É como se me envolvesse feminina gritaria de jovens,
de ninfas, que habitam escarpados cumes de montes,
fontes de rios e campos forrageiros;
talvez esteja perto de homens com voz humana.
Pois bem, eu mesmo vou verificar e ver."
Isso dito, dos arbustos emergiu o divino Odisseu,
e do bosque cerrado quebrou, com mão encorpada, ramo
folheado, para no corpo proteger as vergonhas de homem.
Foi como leão da montanha, confiante na bravura,
que vem castigado por chuva, vento, e seus olhos
faíscam. Mas ele vai para o meio de bois e ovelhas
ou atrás de corças selvagens; ordena-lhe o estômago
que, para testar as ovelhas, vá a uma casa protetora –
assim ia Odisseu às jovens belas-tranças
unir-se, embora nu: a necessidade o atingiu.
Aterrorizante pareceu a elas, enfeado pela salsugem,
e abalaram, uma para cada lado nas praias salientes.
Só a filha de Alcínoo ficou, pois nela Atena
coragem no peito pôs e tirou o medo dos membros.

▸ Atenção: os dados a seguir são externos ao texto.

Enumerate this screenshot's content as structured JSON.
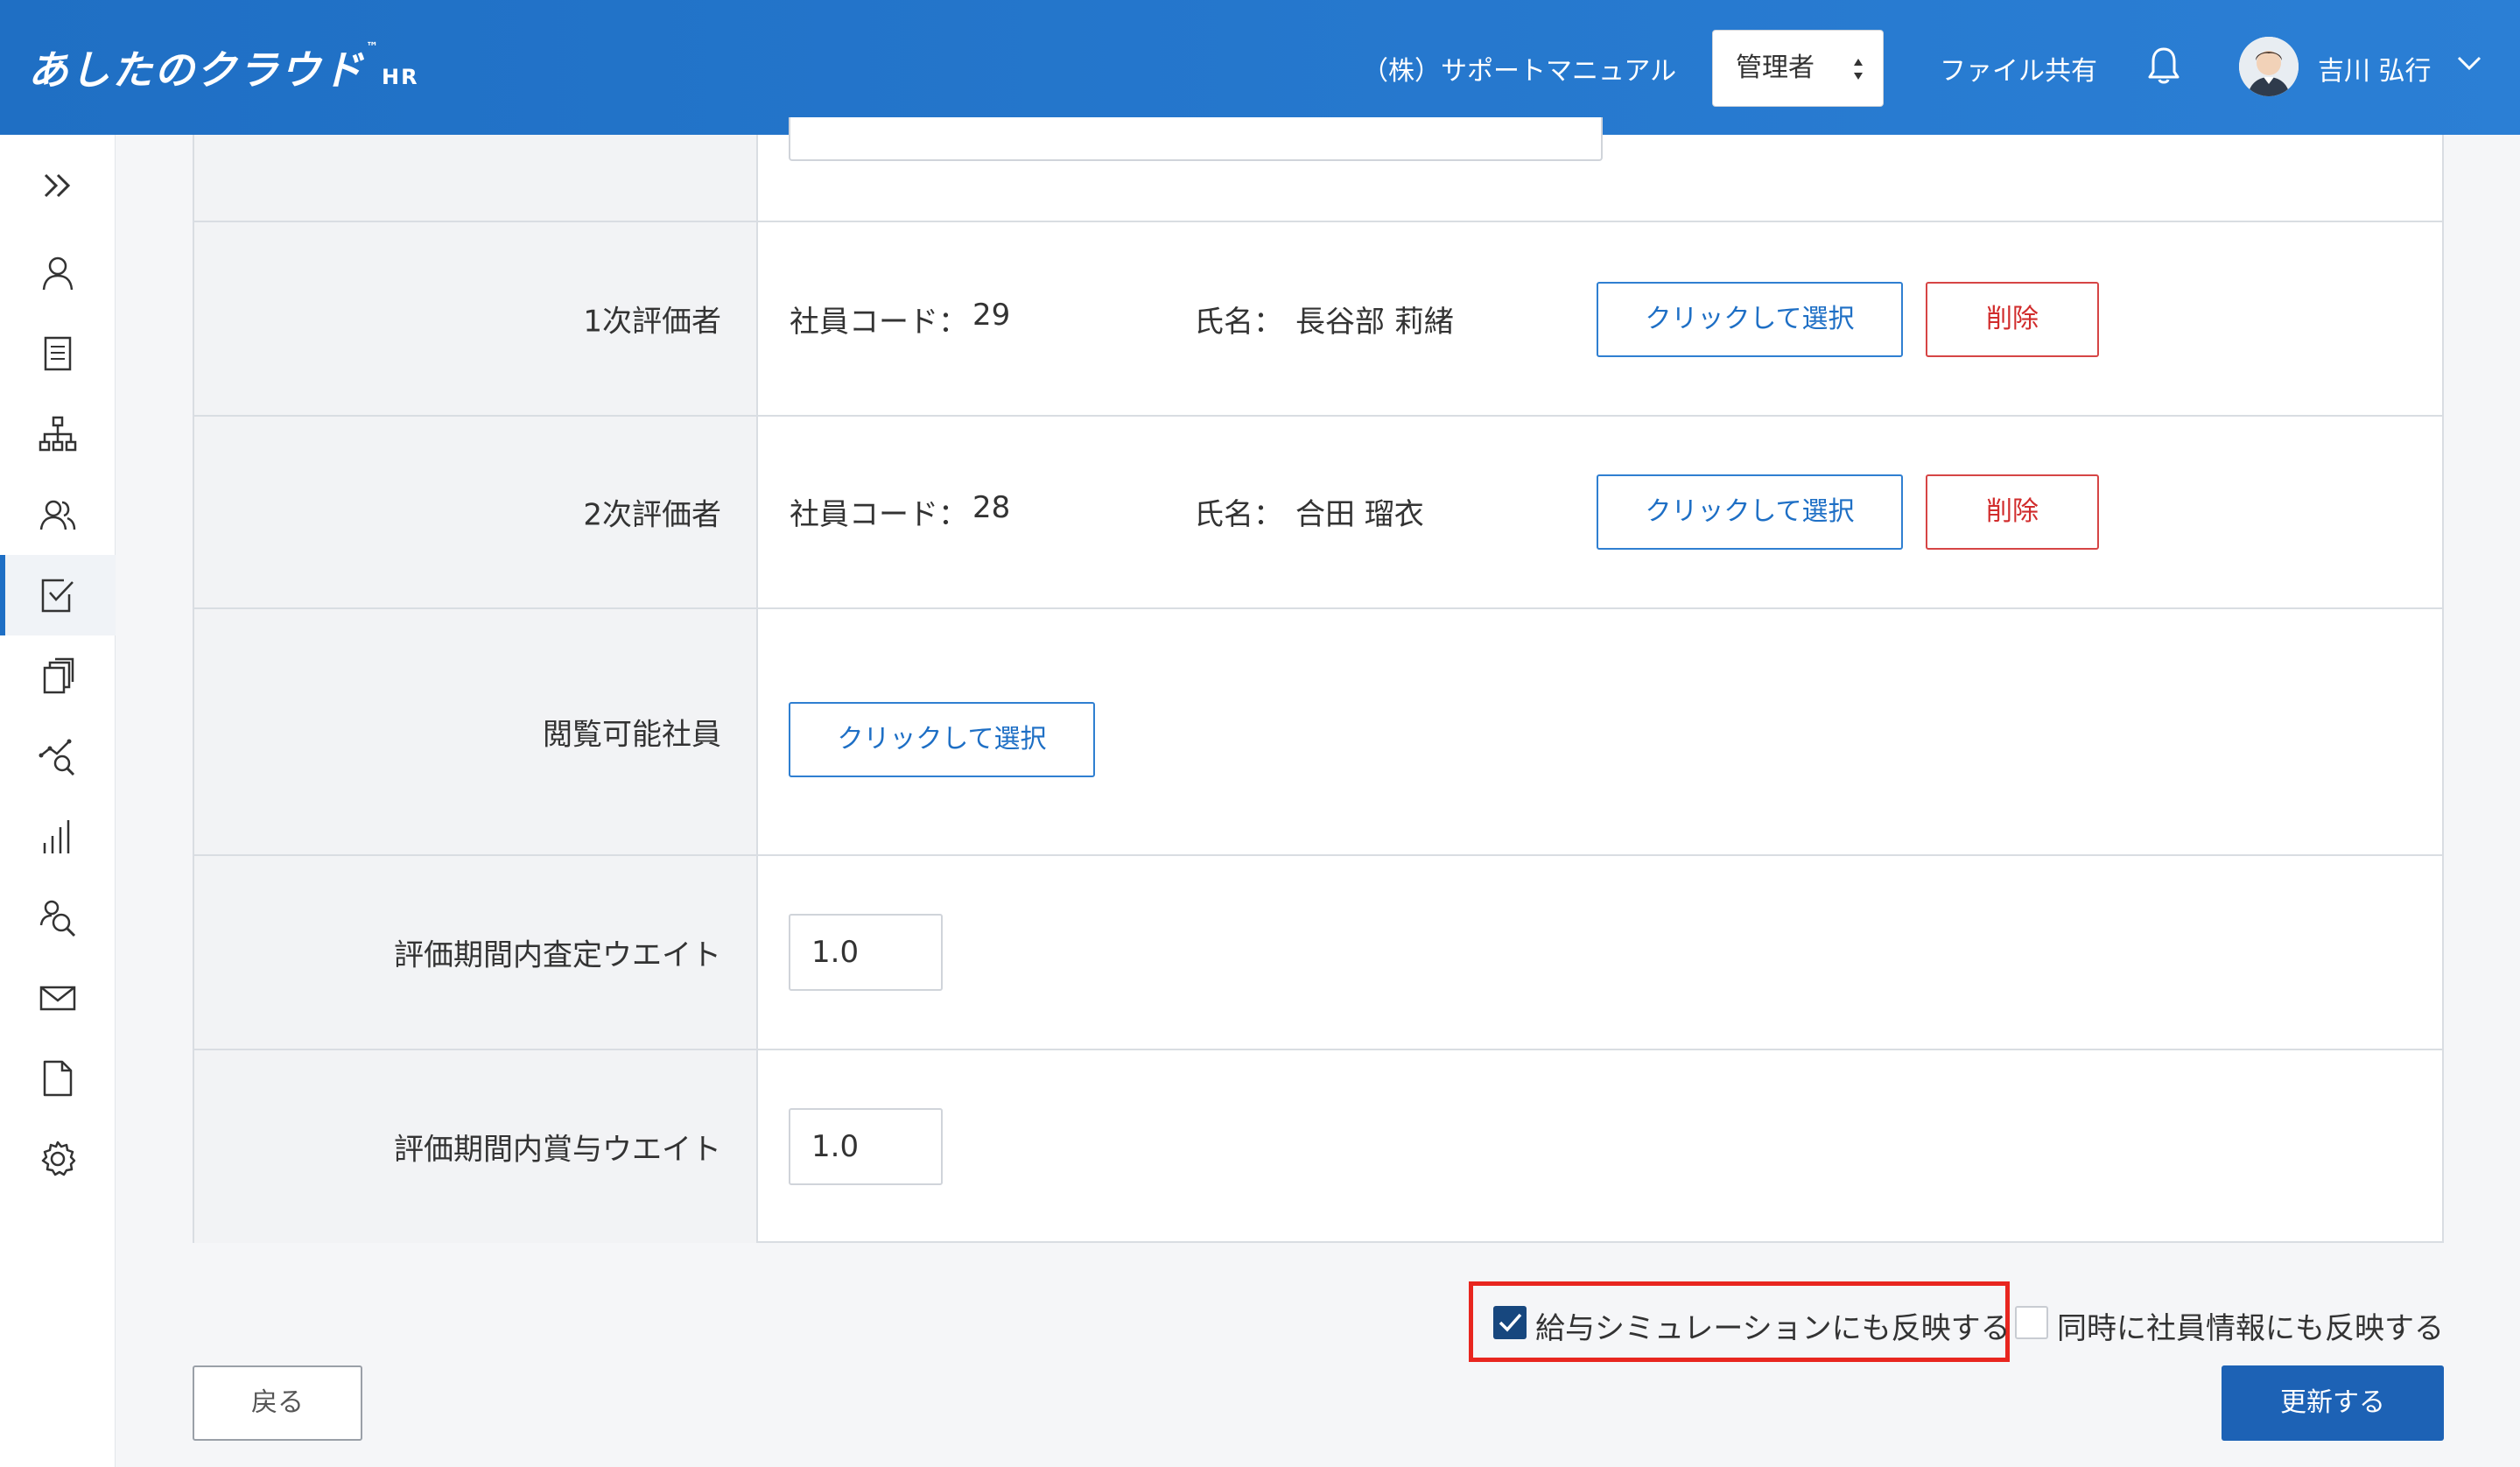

Parada, encarou-o; ele, Odisseu, cogitou
se, tocando os joelhos, suplicaria à jovem de bela face
ou assim mesmo, de longe, com palavras amáveis
suplicaria que mostrasse a cidade e desse-lhe roupas.
Pareceu-lhe, ao refletir, ser mais vantajoso assim,
de longe suplicar com palavras amáveis,
para a jovem não se enraivecer, tocada nos joelhos.

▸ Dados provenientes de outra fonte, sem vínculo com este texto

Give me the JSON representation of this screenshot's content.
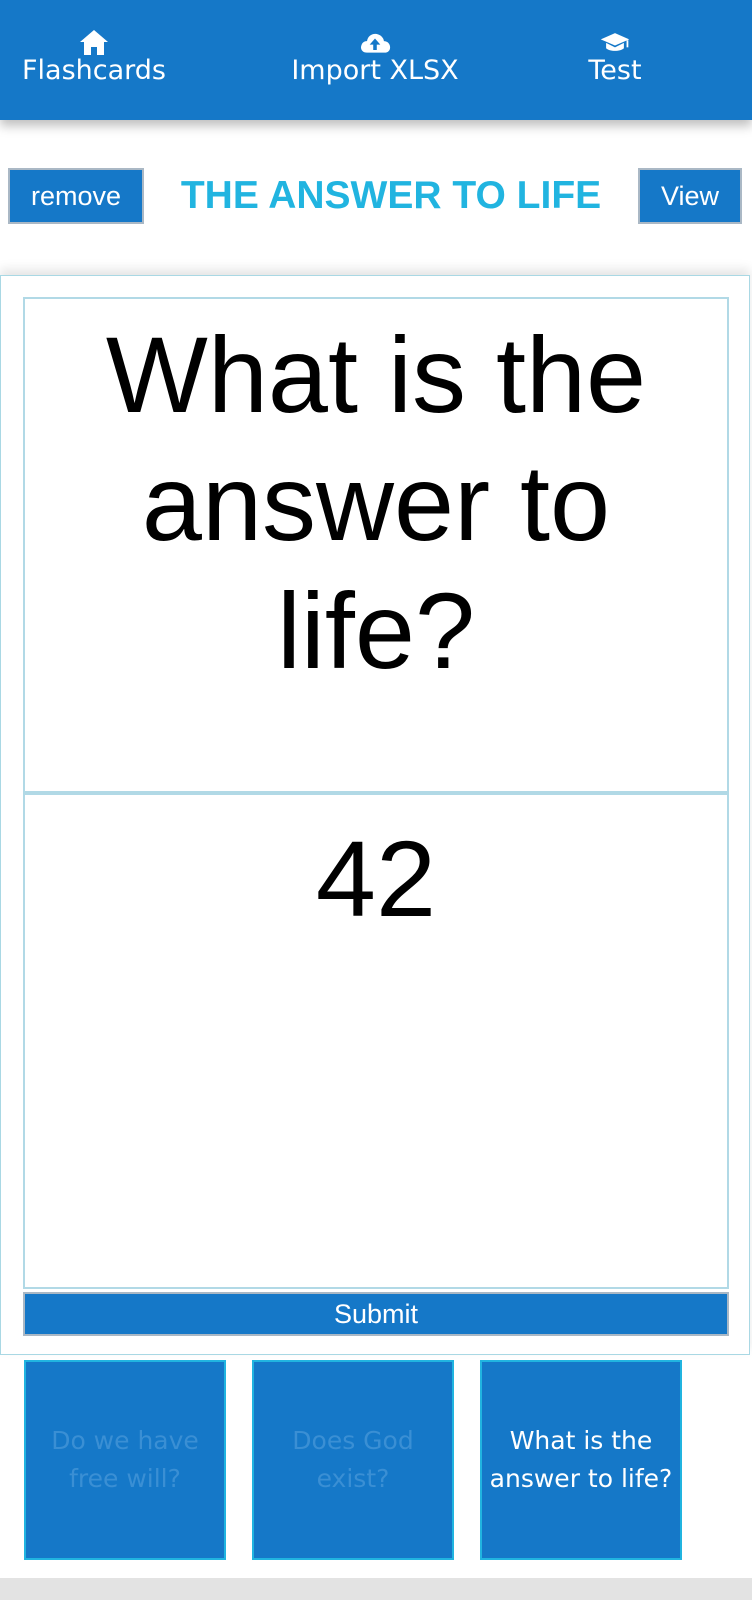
{
  "nav": {
    "items": [
      {
        "label": "Flashcards",
        "icon": "home-icon"
      },
      {
        "label": "Import XLSX",
        "icon": "cloud-upload-icon"
      },
      {
        "label": "Test",
        "icon": "graduation-cap-icon"
      }
    ]
  },
  "deck": {
    "title": "THE ANSWER TO LIFE",
    "remove_label": "remove",
    "view_label": "View"
  },
  "card": {
    "question": "What is the answer to life?",
    "answer": "42",
    "submit_label": "Submit"
  },
  "tiles": [
    {
      "label": "Do we have free will?",
      "state": "dim"
    },
    {
      "label": "Does God exist?",
      "state": "dim"
    },
    {
      "label": "What is the answer to life?",
      "state": "active"
    }
  ],
  "colors": {
    "primary": "#1578c8",
    "accent": "#21b4e0",
    "border": "#b1d9e6"
  }
}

De pronto amável e vantajoso discurso lhe disse:
"Imploro-te, senhora; és uma deusa ou mortal?
Se és deusa, uma dos que do largo páramo dispõem,
eu a ti a Ártemis, a filha do grande Zeus,
em aparência, altura e físico próxima, comparo;
se és um mortal dos que moram sobre a terra,
três vezes ditosos são teu pai e a senhora tua mãe,
três vezes ditosos os irmãos; muito o ânimo deles,
sempre com gáudio, rejubila por tua causa,
ao mirarem tal broto dirigir-se à pista de dança.
Será no coração, de longe, o mais ditoso de todos
quem prevalecer com dádivas e para casa te conduzir.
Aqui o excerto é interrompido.